Die Causa Sané hält noch immer an und mit einem Ende vor der kommenden Transferphase ist wohl auch nicht zu rechnen. Stetig gibt es neue Wasserstandsmeldungen und Berichte bezüglich des erhofften Transfers seitens des FC Bayern, während Manchester City auf Zeit spielt und sich gelassen gibt.


Bayern bessert das Sané-Angebot auf: City in gelassener Position


Aus England heißt es nun, dass die Münchener ein Angebot von etwas unter 60 Millionen Euro an die Skyblues vorbereiten sollen - das berichtet der Telegraph. Sobald das Transferfenster öffnet, soll es konkret werden. Dennoch sei sich der FCB bewusst, dass am Ende wohl ein Paket von ca. 65 Millionen Euro notwendig sein wird, um Sané vom Klub von Pep Guardiola loseisen zu können.

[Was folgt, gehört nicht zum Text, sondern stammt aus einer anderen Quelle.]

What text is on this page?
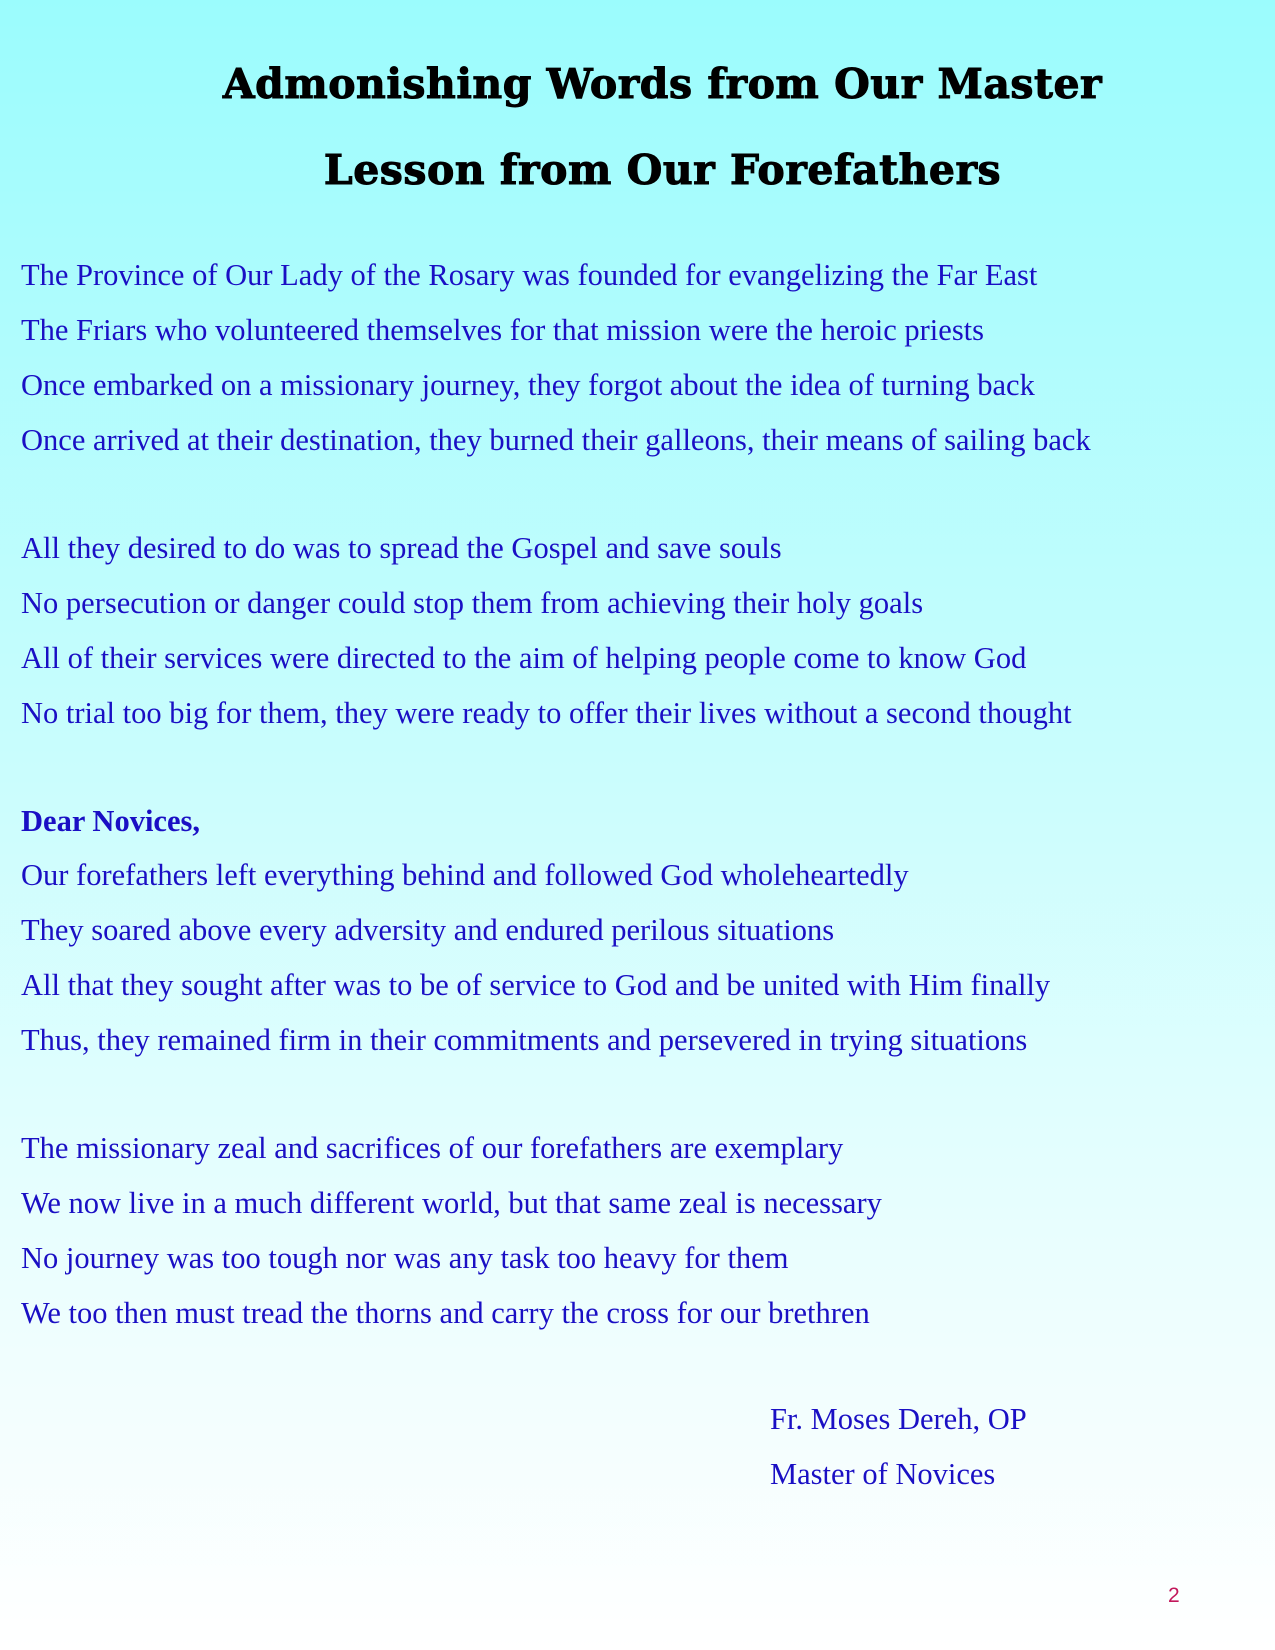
Admonishing Words from Our Master
Lesson from Our Forefathers

The Province of Our Lady of the Rosary was founded for evangelizing the Far East

The Friars who volunteered themselves for that mission were the heroic priests

Once embarked on a missionary journey, they forgot about the idea of turning back

Once arrived at their destination, they burned their galleons, their means of sailing back

All they desired to do was to spread the Gospel and save souls

No persecution or danger could stop them from achieving their holy goals

All of their services were directed to the aim of helping people come to know God

No trial too big for them, they were ready to offer their lives without a second thought

Dear Novices,

Our forefathers left everything behind and followed God wholeheartedly

They soared above every adversity and endured perilous situations

All that they sought after was to be of service to God and be united with Him finally

Thus, they remained firm in their commitments and persevered in trying situations

The missionary zeal and sacrifices of our forefathers are exemplary

We now live in a much different world, but that same zeal is necessary

No journey was too tough nor was any task too heavy for them

We too then must tread the thorns and carry the cross for our brethren

Fr. Moses Dereh, OP

Master of Novices

2
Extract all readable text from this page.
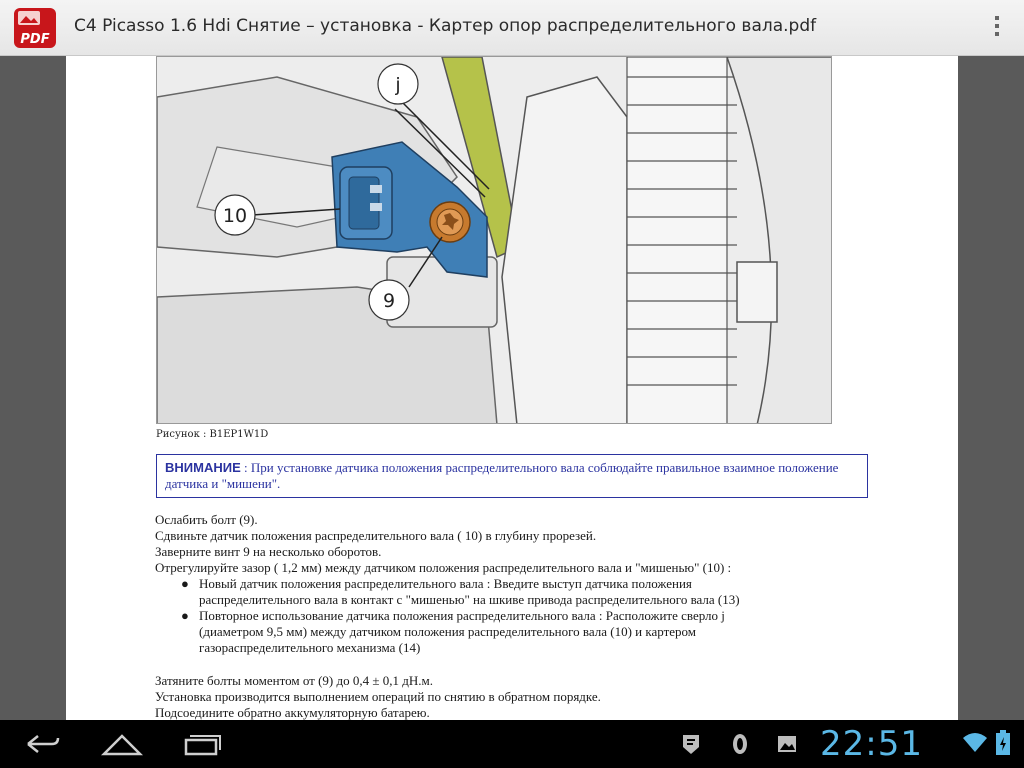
PDF
C4 Picasso 1.6 Hdi Снятие – установка - Картер опор распределительного вала.pdf
j
10
9
Рисунок : B1EP1W1D
ВНИМАНИЕ : При установке датчика положения распределительного вала соблюдайте правильное взаимное положение датчика и "мишени".

Ослабить болт (9).

Сдвиньте датчик положения распределительного вала ( 10) в глубину прорезей.

Заверните винт 9 на несколько оборотов.

Отрегулируйте зазор ( 1,2 мм) между датчиком положения распределительного вала и "мишенью" (10) :

● Новый датчик положения распределительного вала : Введите выступ датчика положения
распределительного вала в контакт с "мишенью" на шкиве привода распределительного вала (13)
● Повторное использование датчика положения распределительного вала : Расположите сверло j
(диаметром 9,5 мм) между датчиком положения распределительного вала (10) и картером
газораспределительного механизма (14)

Затяните болты моментом от (9) до 0,4 ± 0,1 дН.м.

Установка производится выполнением операций по снятию в обратном порядке.

Подсоедините обратно аккумуляторную батарею.

22:51
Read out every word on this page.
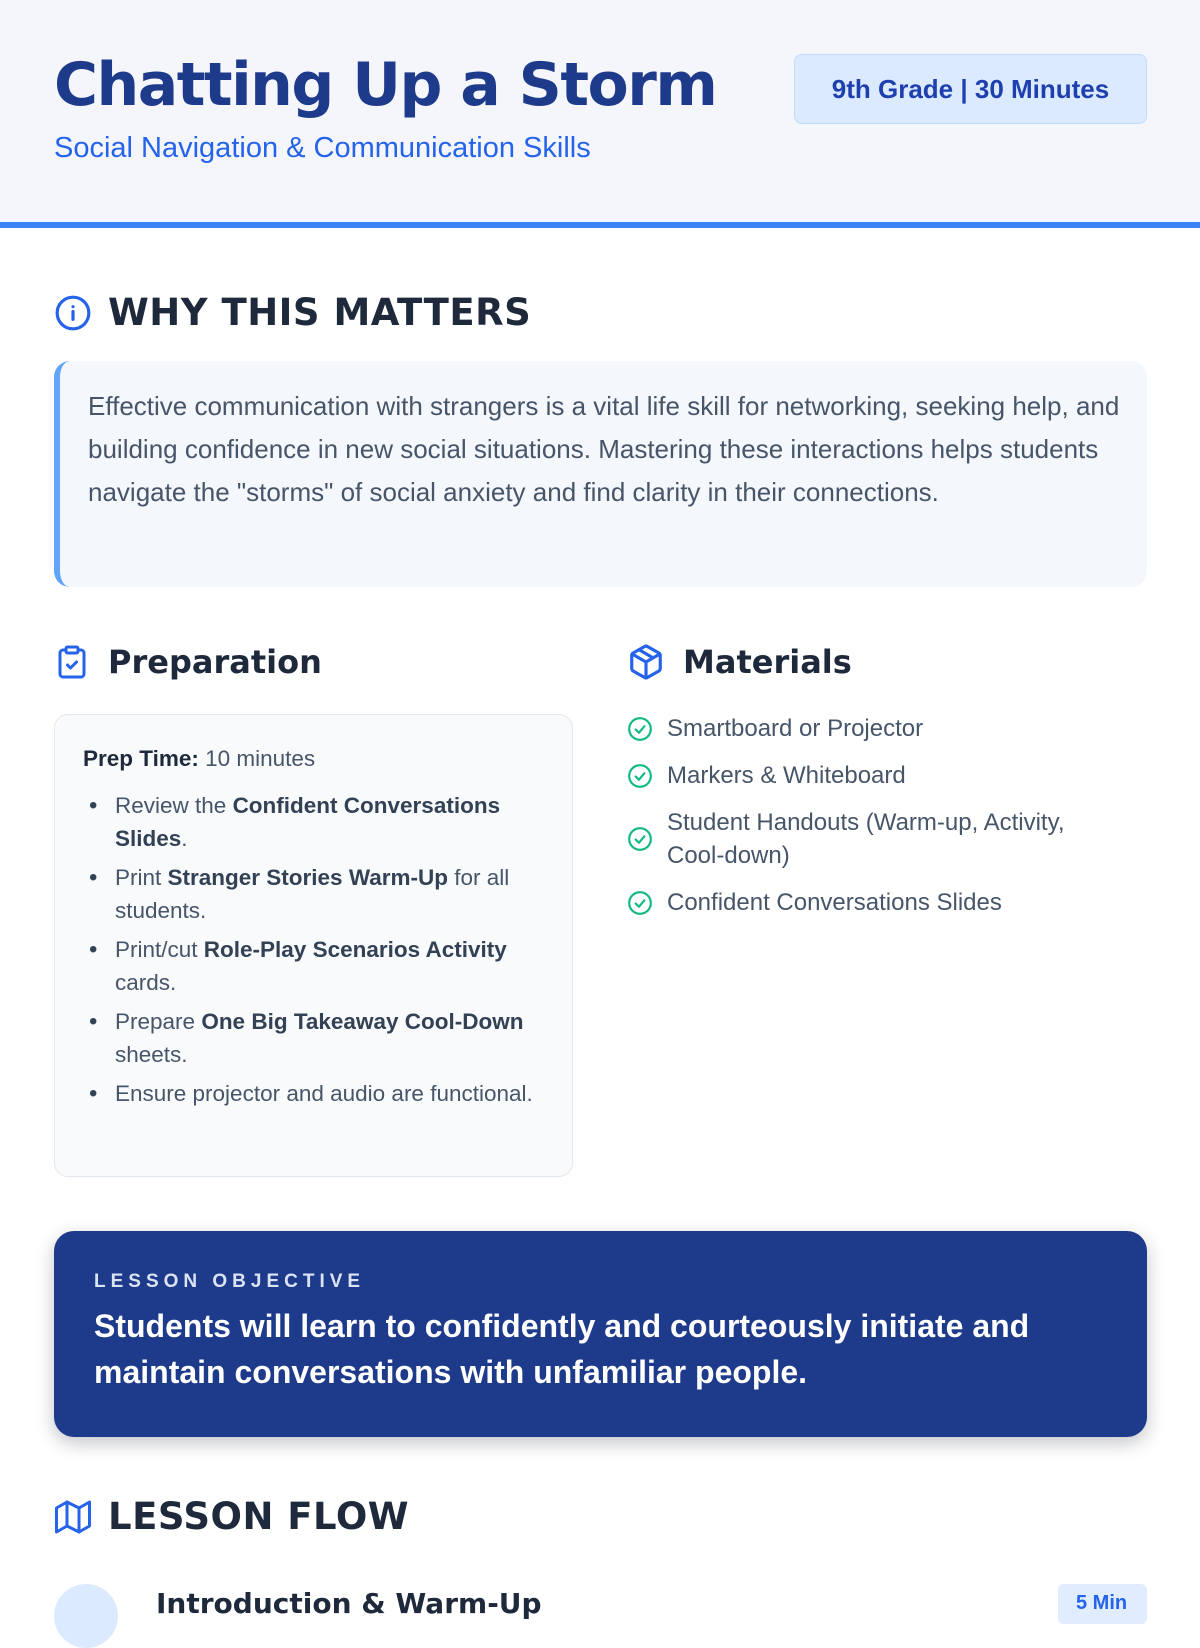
Chatting Up a Storm
Social Navigation & Communication Skills
9th Grade | 30 Minutes
WHY THIS MATTERS

Effective communication with strangers is a vital life skill for networking, seeking help, and building confidence in new social situations. Mastering these interactions helps students navigate the "storms" of social anxiety and find clarity in their connections.

Preparation
Prep Time: 10 minutes
• Review the Confident Conversations Slides.
• Print Stranger Stories Warm-Up for all students.
• Print/cut Role-Play Scenarios Activity cards.
• Prepare One Big Takeaway Cool-Down sheets.
• Ensure projector and audio are functional.
Materials
Smartboard or Projector
Markers & Whiteboard
Student Handouts (Warm-up, Activity, Cool-down)
Confident Conversations Slides
LESSON OBJECTIVE
Students will learn to confidently and courteously initiate and maintain conversations with unfamiliar people.
LESSON FLOW
Introduction & Warm-Up	5 Min
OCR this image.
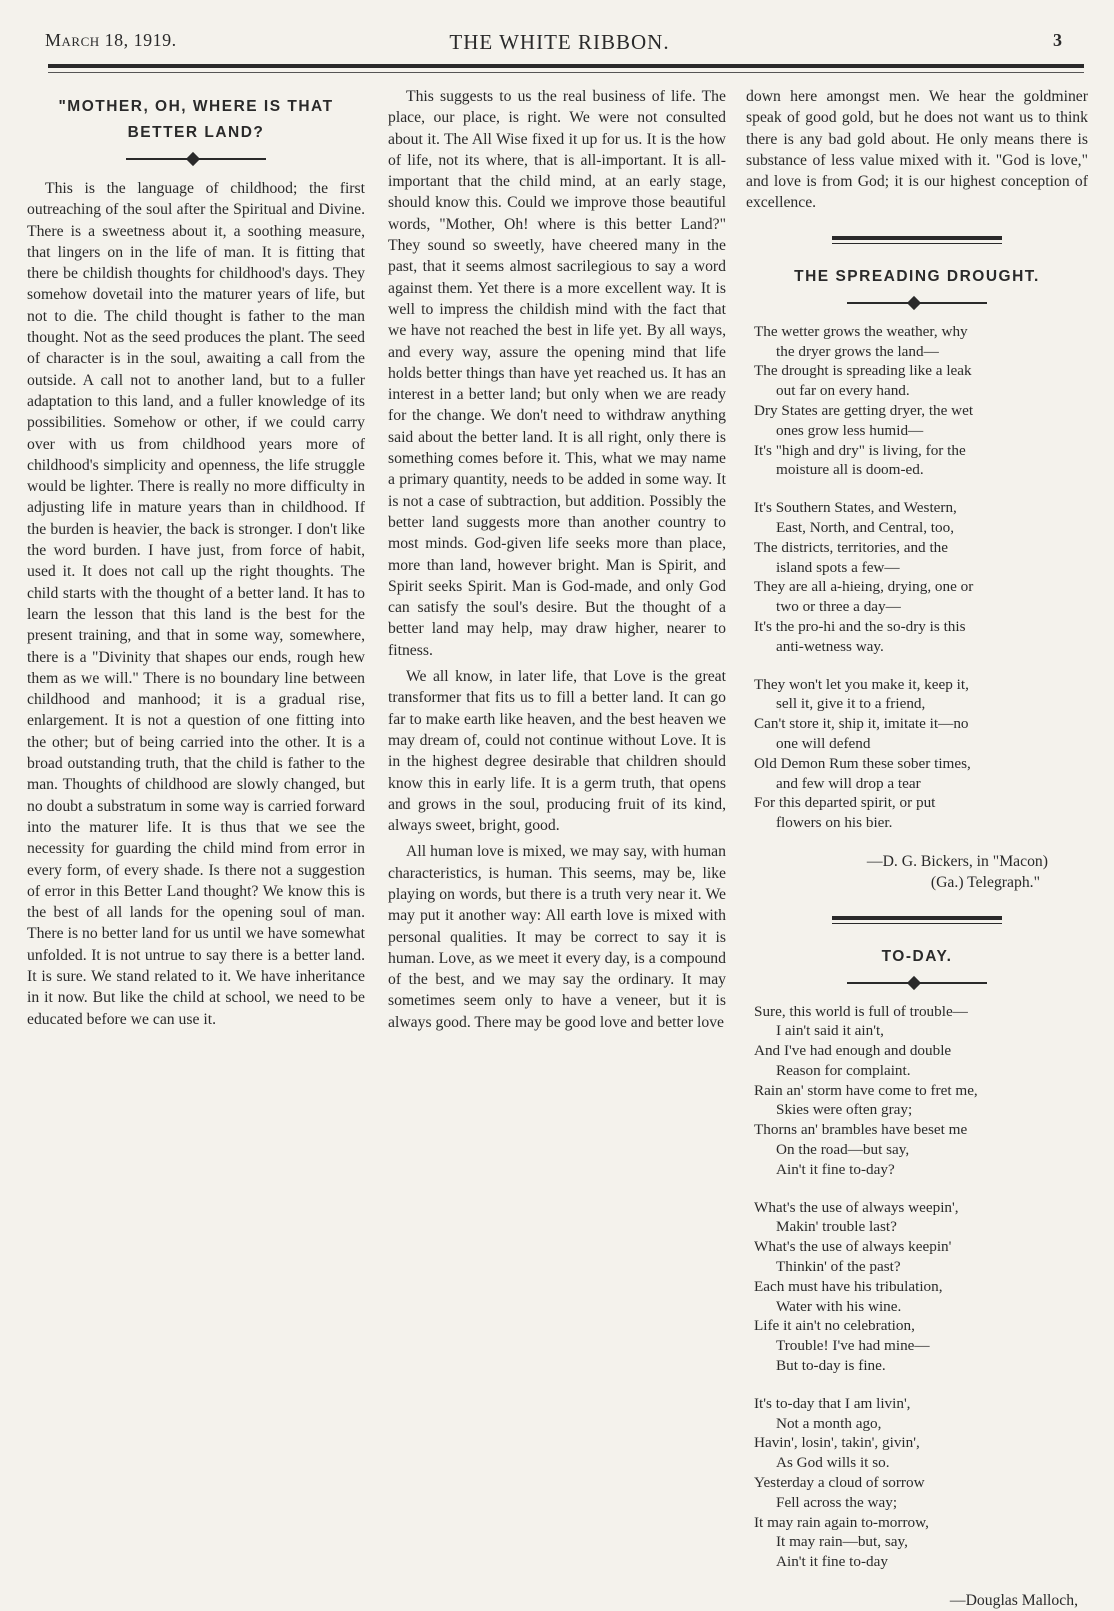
March 18, 1919.	THE WHITE RIBBON.	3
"MOTHER, OH, WHERE IS THAT BETTER LAND?

This is the language of childhood; the first outreaching of the soul after the Spiritual and Divine. There is a sweetness about it, a soothing measure, that lingers on in the life of man. It is fitting that there be childish thoughts for childhood's days. They somehow dovetail into the maturer years of life, but not to die. The child thought is father to the man thought. Not as the seed produces the plant. The seed of character is in the soul, awaiting a call from the outside. A call not to another land, but to a fuller adaptation to this land, and a fuller knowledge of its possibilities. Somehow or other, if we could carry over with us from childhood years more of childhood's simplicity and openness, the life struggle would be lighter. There is really no more difficulty in adjusting life in mature years than in childhood. If the burden is heavier, the back is stronger. I don't like the word burden. I have just, from force of habit, used it. It does not call up the right thoughts. The child starts with the thought of a better land. It has to learn the lesson that this land is the best for the present training, and that in some way, somewhere, there is a "Divinity that shapes our ends, rough hew them as we will." There is no boundary line between childhood and manhood; it is a gradual rise, enlargement. It is not a question of one fitting into the other; but of being carried into the other. It is a broad outstanding truth, that the child is father to the man. Thoughts of childhood are slowly changed, but no doubt a substratum in some way is carried forward into the maturer life. It is thus that we see the necessity for guarding the child mind from error in every form, of every shade. Is there not a suggestion of error in this Better Land thought? We know this is the best of all lands for the opening soul of man. There is no better land for us until we have somewhat unfolded. It is not untrue to say there is a better land. It is sure. We stand related to it. We have inheritance in it now. But like the child at school, we need to be educated before we can use it.

This suggests to us the real business of life. The place, our place, is right. We were not consulted about it. The All Wise fixed it up for us. It is the how of life, not its where, that is all-important. It is all-important that the child mind, at an early stage, should know this. Could we improve those beautiful words, "Mother, Oh! where is this better Land?" They sound so sweetly, have cheered many in the past, that it seems almost sacrilegious to say a word against them. Yet there is a more excellent way. It is well to impress the childish mind with the fact that we have not reached the best in life yet. By all ways, and every way, assure the opening mind that life holds better things than have yet reached us. It has an interest in a better land; but only when we are ready for the change. We don't need to withdraw anything said about the better land. It is all right, only there is something comes before it. This, what we may name a primary quantity, needs to be added in some way. It is not a case of subtraction, but addition. Possibly the better land suggests more than another country to most minds. God-given life seeks more than place, more than land, however bright. Man is Spirit, and Spirit seeks Spirit. Man is God-made, and only God can satisfy the soul's desire. But the thought of a better land may help, may draw higher, nearer to fitness.

We all know, in later life, that Love is the great transformer that fits us to fill a better land. It can go far to make earth like heaven, and the best heaven we may dream of, could not continue without Love. It is in the highest degree desirable that children should know this in early life. It is a germ truth, that opens and grows in the soul, producing fruit of its kind, always sweet, bright, good.

All human love is mixed, we may say, with human characteristics, is human. This seems, may be, like playing on words, but there is a truth very near it. We may put it another way: All earth love is mixed with personal qualities. It may be correct to say it is human. Love, as we meet it every day, is a compound of the best, and we may say the ordinary. It may sometimes seem only to have a veneer, but it is always good. There may be good love and better love

down here amongst men. We hear the goldminer speak of good gold, but he does not want us to think there is any bad gold about. He only means there is substance of less value mixed with it. "God is love," and love is from God; it is our highest conception of excellence.

THE SPREADING DROUGHT.
The wetter grows the weather, why
the dryer grows the land—
The drought is spreading like a leak
out far on every hand.
Dry States are getting dryer, the wet
ones grow less humid—
It's "high and dry" is living, for the
moisture all is doom-ed.
It's Southern States, and Western,
East, North, and Central, too,
The districts, territories, and the
island spots a few—
They are all a-hieing, drying, one or
two or three a day—
It's the pro-hi and the so-dry is this
anti-wetness way.
They won't let you make it, keep it,
sell it, give it to a friend,
Can't store it, ship it, imitate it—no
one will defend
Old Demon Rum these sober times,
and few will drop a tear
For this departed spirit, or put
flowers on his bier.
—D. G. Bickers, in "Macon)
(Ga.) Telegraph."
TO-DAY.
Sure, this world is full of trouble—
I ain't said it ain't,
And I've had enough and double
Reason for complaint.
Rain an' storm have come to fret me,
Skies were often gray;
Thorns an' brambles have beset me
On the road—but say,
Ain't it fine to-day?
What's the use of always weepin',
Makin' trouble last?
What's the use of always keepin'
Thinkin' of the past?
Each must have his tribulation,
Water with his wine.
Life it ain't no celebration,
Trouble! I've had mine—
But to-day is fine.
It's to-day that I am livin',
Not a month ago,
Havin', losin', takin', givin',
As God wills it so.
Yesterday a cloud of sorrow
Fell across the way;
It may rain again to-morrow,
It may rain—but, say,
Ain't it fine to-day
—Douglas Malloch,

Auch das eine übrige Jahr im restlichen City-Vertrag des Flügelspielers könne daran nichts ändern. Das passt zu den Berichten der Sportbild aus der vergangenen Woche, in denen es hieß, dass sich Manchester auch ruhig zurücklehnen und Sané ins letzte Vertragsjahr gehen lassen würde. Nur um der Ablöse willen möchte man auf die Versuche der Bayern, ihn für eine viel zu niedrige Summe zu bekommen, nicht eingehen.


Auch Pep Guardiola würde gerne noch eine Saison mit Leroy Sané zusammenarbeiten - der Abschied rückt jedoch näher

Auch der britische Telegraph schreibt, dass City klargemacht habe, dass sie das offenkundig angedachte Angebot von ungefähr 40 Millionen Euro zweifelsohne ablehnen würden. Mittlerweile sei sich der Bundesligist voll bewusst, dass sie ihren Wunschspieler nicht für einen Wunschpreis bekommen werden - obwohl Sané selbst den klaren Wunsch zeigen soll, nach München zu wechseln. Dabei sollen auch private Gründe, wie etwa seine eigene Familie, eine Rolle spielen.

Zuletzt meldeten die englischen Kollegen von 90minUK, dass David Alaba - noch immer mit ungewisser Zukunft über den Sommer hinaus - doch noch für City interessant werden könnte. Eine Art Tauschgeschäft, wie es vor einigen Wochen schon einmal Thema war und von Karl-Heinz Rummenigge zum Märchen erklärt wurde, soll zumindest ein Gedankenspiel sein. Allerdings soll Alaba (zumindest bislang) noch keine Rolle in den Verhandlungen gespielt haben.